I took the news quite calmly. In fact, I went to sleep right after. When I woke, nothing in the world seemed to have changed. I took my my meal, had my shower, and went to work.
It still amazes me how one could feel so much yet so little at the same time. Could I be on a stage of denial? Could be. I wasn't thinking of anything too much. God forgive me, I wasn't even thinking of her.
My grandmother passed away last November 12. She had a stroke almost 3 weeks ago and at her age, nobody was hopeful that she would survive it. My dear lola tried her best though. She held on, long enough to give us a much-needed hope. She stayed, albeit just a while, for the sake of giving us a much-needed strength.
Lola had to stay for a couple of days at the ICU. She was later transferred to a private room because apparently, she was getting better.Two days before her time, she was actually strong enough to move about. Her right side was immobile but the left side was strong enough to allow her some movement.
Thursday, lola was given a discharge permit from her neurologists. The doctors said she is safe albeit full recovery is still going to take some time. The family decided to stay one more day at the hospital to make sure everything is really okay. This would also give us more time to do some adjustments at home to accomodate lola's situation.
The family constructed a fully-functional room to serve as lola's recovery bedroom in tita Dottie's house which is nearest the hospital. By Friday, everything was all set. A new bed has been delivered, the bathroom has just been finalized to the tiles. That morning, lola lapsed into a coma. By Saturday, 10:30 in the morning, she peacefully retired in her hospotal bed.


Saturday was a cloudy, cold day. It was fitting for grieving and mourning. Early that day, I asked my brother Macky, my cousins Berg and RJ to pick roses with me. Some 3 years ago when my grandfather died, the people who attended the interment took it upon themselves to shower his coffin with flowers. I had the same thing in mind for lola. Back at the old hometown in Enrile, roses abound. At this time of the year, I was not expecting so much of it, but we managed to fill 4 bags full of roses. My lola would have loved seeing it.


There are so many if's on my mind right now. I remember planning to go home last summer to visit my lola. I remember planning to go with my family last October when they visited her. I remember wanting to buy something for my lola out of my first salary. I remember a lot of things. I would eternally wish I had enough time to have done these. Sometimes remembering these pains me. On other times, I just let go. She would have wanted me to. There is only one thing I could never seem to come to term with. When lolo died, I was the only grandchild who was not there with him. Before lola passed away, I was again, the only grandchild to have not seen her on her hospital bed. I have had no closure. And I badly need that right now.

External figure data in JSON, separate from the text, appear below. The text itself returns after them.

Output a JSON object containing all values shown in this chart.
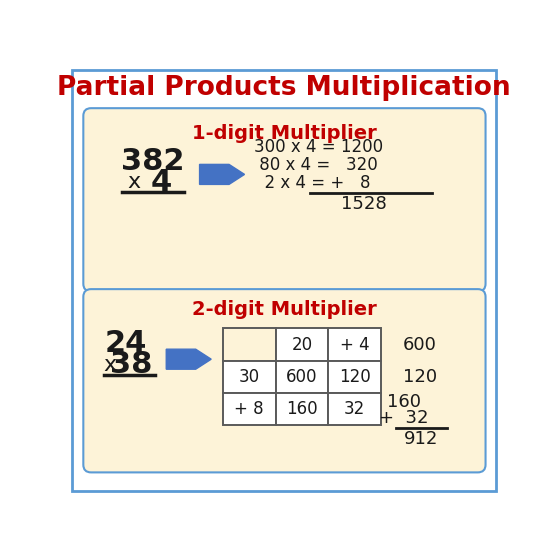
{
  "title": "Partial Products Multiplication",
  "title_color": "#c00000",
  "title_fontsize": 19,
  "bg_color": "#ffffff",
  "box_color": "#fdf3d8",
  "box_edge_color": "#5b9bd5",
  "arrow_color": "#4472c4",
  "section1_title": "1-digit Multiplier",
  "section1_title_color": "#c00000",
  "section2_title": "2-digit Multiplier",
  "section2_title_color": "#c00000",
  "text_color": "#1a1a1a",
  "table_edge_color": "#5a5a5a",
  "outer_border_color": "#5b9bd5"
}
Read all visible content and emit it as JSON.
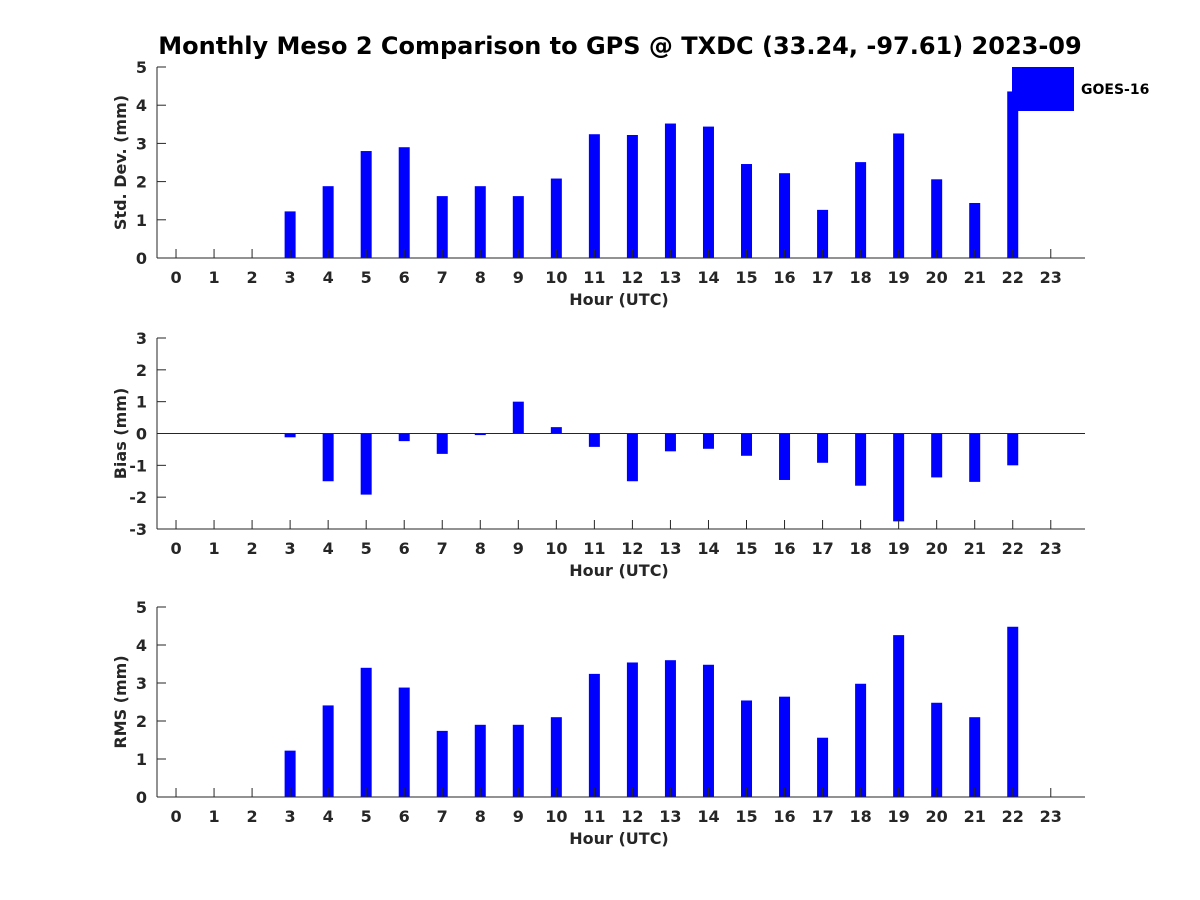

These days, death is still my worst fear. It has become my antagonist, the shadow on my being.
Not so many deaths has touched my family, and for that, I am thankful. I have one grandfather still alive and I hope he stays with us for a while longer. To my lola who has just stepped through that threshod that I am so afraid of, I will continue to pray so she may help me deal with my personal trepidations.
Once I accept death as natural as breathing, then I shall say I have truly had closure. Then I shall say, "death, however painful, sets you free..."
And I would truly mean it.
10 comments:
my condolences to you and your family.
to rose, nyss and lefthand:
thank you guys. death may just be a phase that we'll all have to go through sooner or later. but it sure is painful, no matter what.
thank you, i appreciate it. :>
sorry to hear about this sad news. my thoughts are with you, jing.
abaniko,
thanks.i feel you, and i appreciate it. :)
ok lang yan jing your lola is now on a better place!!! we missed you while you were gone... now mayet and I will miss you again!!!
shelly,
yeah, mamiss ko kayo ni mama mayet. shet, sino na lang aawayin ko..hope you'll be happy there. and i do really hope na we will stay in touch.
we roooccckkk!! uhu-uhu, nasamid na naman ako, raaakkk! :0 uhu-uhu pwe.
weirdspag,
ugh, that is agony, true. 2:30AM..and you finish at 11:30? eww.lemme get more info bout the leaves. these may just be your best xmas gift from a fellow blogger. :)
see ya.
condolonce jinggalu..miss you!:)
thank you mama mayet. i miss you na. so sad here in the workplace since you left. as in..everyday is tragedy..no fun, no fun. pakshet.isa pa, paksheter!
it has been 4 years since. i read this again, and i still feel pain. i havent gone home to enrile since the funeral. i miss my lola laring so much just now.